Qiime2 performance multi user

arwqiime · November 12, 2020, 1:56pm

Hello,
I have setup a linux machine with Qiime2-2020.8 via miniconda environment as @thermokarst recommended last year. (accessible installation on /opt/miniconda/...). It worked just fine during the bioinformatics course last year (with a 2019 edition of qiime and a silva-132 classifiers). This year I have roughly the same number of students in my course (10) but I a using the silva-138-99-nb-classifiers from your website with q2-2020.8 on the same linux machine (CentOS7). But now we ran into /tmp issues telling me that there is to less space avaialble for the users. The problematic step si: qiime feature-classifier classify-sklearn; each student used only one thread since I was aware that the new classifier requiresmore disk space.

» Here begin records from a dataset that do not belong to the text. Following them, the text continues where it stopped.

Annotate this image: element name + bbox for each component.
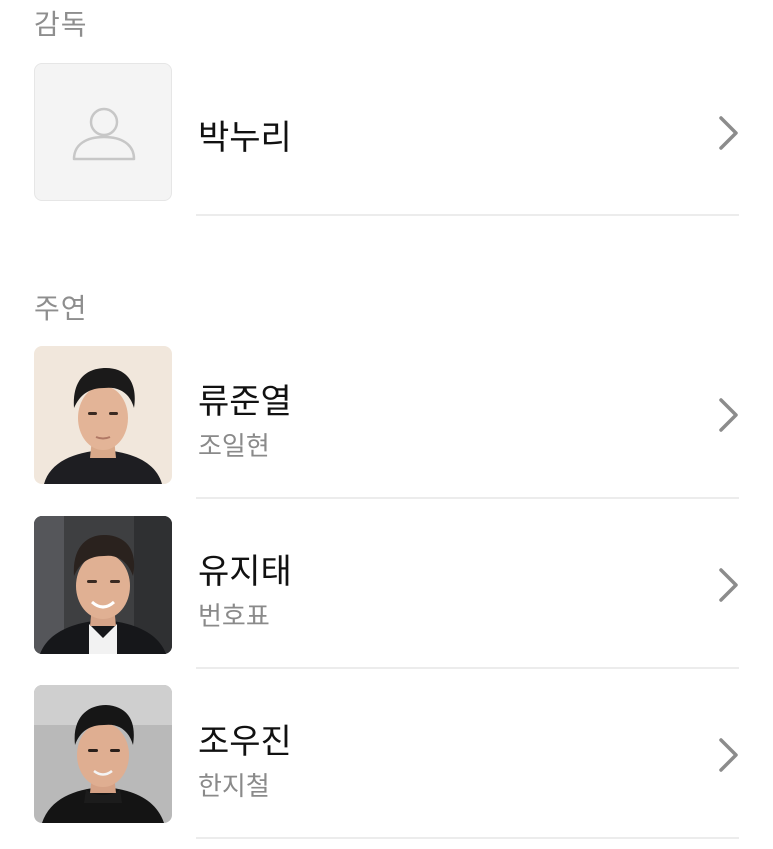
- divider: [196, 497, 739, 499]
- actor-photo: [34, 346, 172, 484]
- person-row-cast-3[interactable]: 조우진 한지철: [0, 680, 773, 839]
- person-name: 류준열: [198, 382, 292, 422]
- person-placeholder-icon: [34, 63, 172, 201]
- person-name: 조우진: [198, 722, 292, 762]
- divider: [196, 837, 739, 839]
- section-label-cast: 주연: [34, 292, 88, 325]
- person-role: 조일현: [198, 432, 270, 462]
- actor-photo: [34, 685, 172, 823]
- person-row-cast-1[interactable]: 류준열 조일현: [0, 340, 773, 499]
- divider: [196, 667, 739, 669]
- divider: [196, 214, 739, 216]
- person-name: 박누리: [198, 118, 292, 158]
- chevron-right-icon[interactable]: [712, 113, 744, 153]
- actor-photo: [34, 516, 172, 654]
- chevron-right-icon[interactable]: [712, 735, 744, 775]
- chevron-right-icon[interactable]: [712, 395, 744, 435]
- person-row-director[interactable]: 박누리: [0, 56, 773, 216]
- person-role: 번호표: [198, 602, 270, 632]
- section-label-director: 감독: [34, 8, 88, 41]
- person-role: 한지철: [198, 772, 270, 802]
- person-row-cast-2[interactable]: 유지태 번호표: [0, 510, 773, 669]
- chevron-right-icon[interactable]: [712, 565, 744, 605]
- person-name: 유지태: [198, 552, 292, 592]
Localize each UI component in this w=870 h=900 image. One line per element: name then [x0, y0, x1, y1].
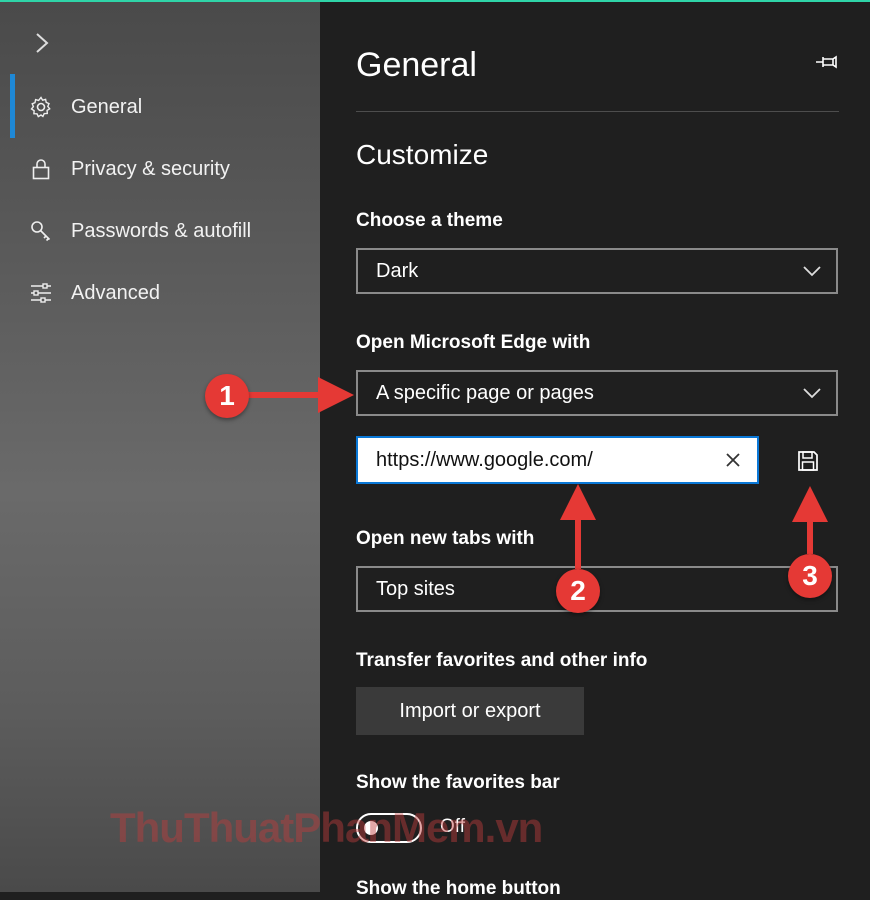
annotation-badge-3: 3 — [788, 554, 832, 598]
save-icon[interactable] — [796, 449, 820, 473]
sidebar-item-label: General — [71, 95, 143, 118]
annotation-badge-2: 2 — [556, 569, 600, 613]
new-tabs-value: Top sites — [376, 577, 455, 600]
theme-dropdown[interactable]: Dark — [356, 248, 838, 294]
settings-panel: General Customize Choose a theme Dark Op… — [320, 2, 870, 899]
sidebar-item-label: Privacy & security — [71, 157, 230, 180]
import-export-button[interactable]: Import or export — [356, 687, 584, 735]
lock-icon — [28, 156, 54, 182]
sidebar-item-advanced[interactable]: Advanced — [28, 275, 160, 311]
sliders-icon — [28, 280, 54, 306]
sidebar-item-general[interactable]: General — [28, 89, 142, 125]
sidebar: General Privacy & security Passwords & a… — [0, 2, 320, 892]
url-input-value: https://www.google.com/ — [376, 448, 593, 471]
annotation-badge-1: 1 — [205, 374, 249, 418]
favorites-bar-label: Show the favorites bar — [356, 772, 560, 793]
close-icon[interactable] — [723, 450, 743, 470]
gear-icon — [28, 94, 54, 120]
open-with-dropdown[interactable]: A specific page or pages — [356, 370, 838, 416]
active-indicator — [10, 74, 15, 138]
theme-label: Choose a theme — [356, 210, 503, 231]
expand-chevron-icon[interactable] — [31, 28, 53, 58]
transfer-label: Transfer favorites and other info — [356, 650, 648, 671]
watermark: ThuThuatPhanMem.vn — [110, 804, 543, 851]
url-input[interactable]: https://www.google.com/ — [356, 436, 759, 484]
key-icon — [28, 218, 54, 244]
chevron-down-icon — [803, 388, 821, 399]
section-heading: Customize — [356, 139, 489, 170]
page-title: General — [356, 46, 477, 84]
sidebar-item-passwords[interactable]: Passwords & autofill — [28, 213, 251, 249]
new-tabs-label: Open new tabs with — [356, 528, 535, 549]
window-frame: General Privacy & security Passwords & a… — [0, 0, 870, 899]
open-with-label: Open Microsoft Edge with — [356, 332, 591, 353]
theme-value: Dark — [376, 259, 419, 282]
divider — [356, 111, 839, 112]
open-with-value: A specific page or pages — [376, 381, 594, 404]
chevron-down-icon — [803, 266, 821, 277]
sidebar-item-label: Advanced — [71, 281, 160, 304]
pin-icon[interactable] — [814, 52, 840, 72]
sidebar-item-label: Passwords & autofill — [71, 219, 252, 242]
home-button-label: Show the home button — [356, 878, 561, 899]
sidebar-item-privacy[interactable]: Privacy & security — [28, 151, 230, 187]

I have checked it with coulleagues in out IT department, but they tell me that there is enough free disk space available.

Is there any setting in q2 that I should consider to change in order to get it running?
The number of reads is not too high, ca. 16,500 freatures (ASVs from dada2) with ca. 4 Mio reads in 20 samples. My system has 12 cores and 128 GB RAM.

Do you have any suggestion how to improve performance of the analysis?

Best regards!

Traceback (most recent call last):
File "/opt/miniconda3/envs/qiime2-2020.8/lib/python3.6/site-packages/q2cli/commands.py", line 329, in call
results = action(**arguments)
File "", line 2, in classify_sklearn
File "/opt/miniconda3/envs/qiime2-2020.8/lib/python3.6/site-packages/qiime2/sdk/action.py", line 234, in bound_callable
spec.view_type, recorder)
File "/opt/miniconda3/envs/qiime2-2020.8/lib/python3.6/site-packages/qiime2/sdk/result.py", line 289, in _view
result = transformation(self._archiver.data_dir)
File "/opt/miniconda3/envs/qiime2-2020.8/lib/python3.6/site-packages/qiime2/core/transform.py", line 70, in transformation
new_view = transformer(view)
File "/opt/miniconda3/envs/qiime2-2020.8/lib/python3.6/site-packages/q2_feature_classifier/_taxonomic_classifier.py", line 71, in _1
tar.extractall(dirname)
File "/opt/miniconda3/envs/qiime2-2020.8/lib/python3.6/tarfile.py", line 2010, in extractall
numeric_owner=numeric_owner)
File "/opt/miniconda3/envs/qiime2-2020.8/lib/python3.6/tarfile.py", line 2052, in extract
numeric_owner=numeric_owner)
File "/opt/miniconda3/envs/qiime2-2020.8/lib/python3.6/tarfile.py", line 2122, in _extract_member
self.makefile(tarinfo, targetpath)
File "/opt/miniconda3/envs/qiime2-2020.8/lib/python3.6/tarfile.py", line 2171, in makefile
copyfileobj(source, target, tarinfo.size, ReadError, bufsize)
File "/opt/miniconda3/envs/qiime2-2020.8/lib/python3.6/tarfile.py", line 252, in copyfileobj
dst.write(buf)
OSError: [Errno 28] No space left on device

andrewsanchez · November 12, 2020, 6:21pm

Hi, @arwqiime!

You can change the directory QIIME 2 uses to store temporary files by setting the TMPDIR environment variable. For example, before running the command you can set TMPDIR by with something like the following command: export TMPDIR="/dir/with/lots/of/data"

Will that work for you and your students? Of course, you can also try cleaning up TMPDIR to free up space.

That being said, OSError: [Errno 28] No space left on device can sometimes be more complicated than simple disk space.

arwqiime · November 13, 2020, 8:38am

Hi @andrewsanchez, thank you for your comments.
We have directed TMPDIR to another dir for the moment.

Could I get your comment on one detail of that step: We use amplicon products from 16S AND 18S sequences (primer 515F and 907R) to get both, bacteria and eukaryotes. Therefore, we used the q2 classifier for the entire SSU from the q2 documents website.
Would you expect a reduction of server load (temporary data and or RAM), if I would extract the reference sequences to the 515-907 region only? The classifier of the 515-806 region is only 30% in size of the full classifier.
Best regards

Nicholas_Bokulich · November 13, 2020, 8:51am

Yes, almost definitely

Note that 515-806 does not hit 18S (I think), so you might not see as much of a reduction in size, but something similar.

So do it! Faster to train, faster to classify.

Trimming to the same primers that you are using should also yield a slight increase in accuracy; you can test and compare classification performance with trimmed vs. untrimmed sequences using RESCRIPt:

system · December 14, 2020, 2:52pm

This topic was automatically closed 31 days after the last reply. New replies are no longer allowed.